Kissing Secrets Revealed
How to make a kiss memorable -- and avoid kissing mistakes.
Make It Memorable continued...
"Put your whole body into the kiss," says Marilyn Anderson, author of Never Kiss a Frog: A Girl's Guide to Creatures from the Dating Swamp. "Without words, your lips should say, 'Baby, there's more where that came from!' There are ways to keep it fresh and new all the time."
She suggests starting with gentle kisses on the neck, move up to the ear, then go to the lips. Take some small breaks and then come back to the lips.
And don't get hung up on what a kiss might lead to. Enjoy it for its own sake.
Pamela Weiss, marketing director in Los Angeles, offers this tip. "Put a hand on your kissing partner's neck.

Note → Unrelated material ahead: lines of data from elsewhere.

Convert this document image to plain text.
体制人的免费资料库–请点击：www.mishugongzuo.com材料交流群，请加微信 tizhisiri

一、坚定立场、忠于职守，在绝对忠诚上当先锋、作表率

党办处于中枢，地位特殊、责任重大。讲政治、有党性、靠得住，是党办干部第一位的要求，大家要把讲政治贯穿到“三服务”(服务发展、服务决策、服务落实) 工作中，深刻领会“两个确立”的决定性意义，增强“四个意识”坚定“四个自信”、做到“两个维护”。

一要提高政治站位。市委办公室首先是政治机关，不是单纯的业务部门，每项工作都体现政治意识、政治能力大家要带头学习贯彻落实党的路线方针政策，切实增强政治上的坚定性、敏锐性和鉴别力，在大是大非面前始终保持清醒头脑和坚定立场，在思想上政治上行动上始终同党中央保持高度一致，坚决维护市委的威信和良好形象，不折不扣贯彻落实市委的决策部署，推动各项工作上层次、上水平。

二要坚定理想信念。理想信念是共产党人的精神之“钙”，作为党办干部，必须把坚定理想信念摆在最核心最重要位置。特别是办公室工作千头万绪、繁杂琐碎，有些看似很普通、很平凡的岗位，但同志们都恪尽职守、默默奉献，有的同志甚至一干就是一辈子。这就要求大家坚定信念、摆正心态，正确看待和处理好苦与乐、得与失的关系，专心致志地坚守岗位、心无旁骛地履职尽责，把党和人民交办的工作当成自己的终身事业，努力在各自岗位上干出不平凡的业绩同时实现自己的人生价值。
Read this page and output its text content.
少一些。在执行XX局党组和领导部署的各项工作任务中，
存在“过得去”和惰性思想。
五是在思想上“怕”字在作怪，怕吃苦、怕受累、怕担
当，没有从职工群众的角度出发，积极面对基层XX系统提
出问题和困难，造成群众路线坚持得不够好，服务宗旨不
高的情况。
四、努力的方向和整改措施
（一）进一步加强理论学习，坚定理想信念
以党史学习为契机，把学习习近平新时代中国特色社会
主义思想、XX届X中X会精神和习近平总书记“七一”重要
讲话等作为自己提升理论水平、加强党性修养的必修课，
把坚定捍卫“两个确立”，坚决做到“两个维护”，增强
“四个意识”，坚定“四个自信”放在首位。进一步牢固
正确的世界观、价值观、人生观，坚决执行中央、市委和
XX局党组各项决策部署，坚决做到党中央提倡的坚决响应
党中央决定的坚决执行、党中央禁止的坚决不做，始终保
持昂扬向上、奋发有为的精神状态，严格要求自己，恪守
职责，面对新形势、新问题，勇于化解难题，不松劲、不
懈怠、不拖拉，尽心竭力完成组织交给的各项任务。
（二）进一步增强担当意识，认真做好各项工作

It adds passion, like 'I can't get enough.' And let's be honest. That's what makes for a great kiss."
"A good kiss is deep and soulful and you should feel each other's love through the kiss," says Dan Landau, a graduate student in Bridgewater, N.J. "A great kiss is an adventure in itself, not a stepping point to something else."
Don't Fall Off the Kissing Wagon
Steamy make-out sessions usually happen early on in a relationship or during the honeymoon period.
But later on, when people are in a long-term relationship, they too often stop kissing and lose that intimate connection, Anderson says. In a Redbook poll, 79% of women said they don't kiss their husbands nearly as much as they'd like.
"You've got to keep kissing in the game," Anderson says. "The emotional importance of a kiss is where it all begins and you shouldn't let it go just because you've known someone for a long time."
"When my wife kisses me, it's like she's telling me, 'I love you' without words," Desmond says.
Time hasn't made kissing ho-hum for Landau and his fiancée, either.
"If anything, our kisses are better now than they were initially," Landau says. "We know each other on a much deeper level after two and a half years together. When we first kissed, there were sparks. Now, there are fireworks."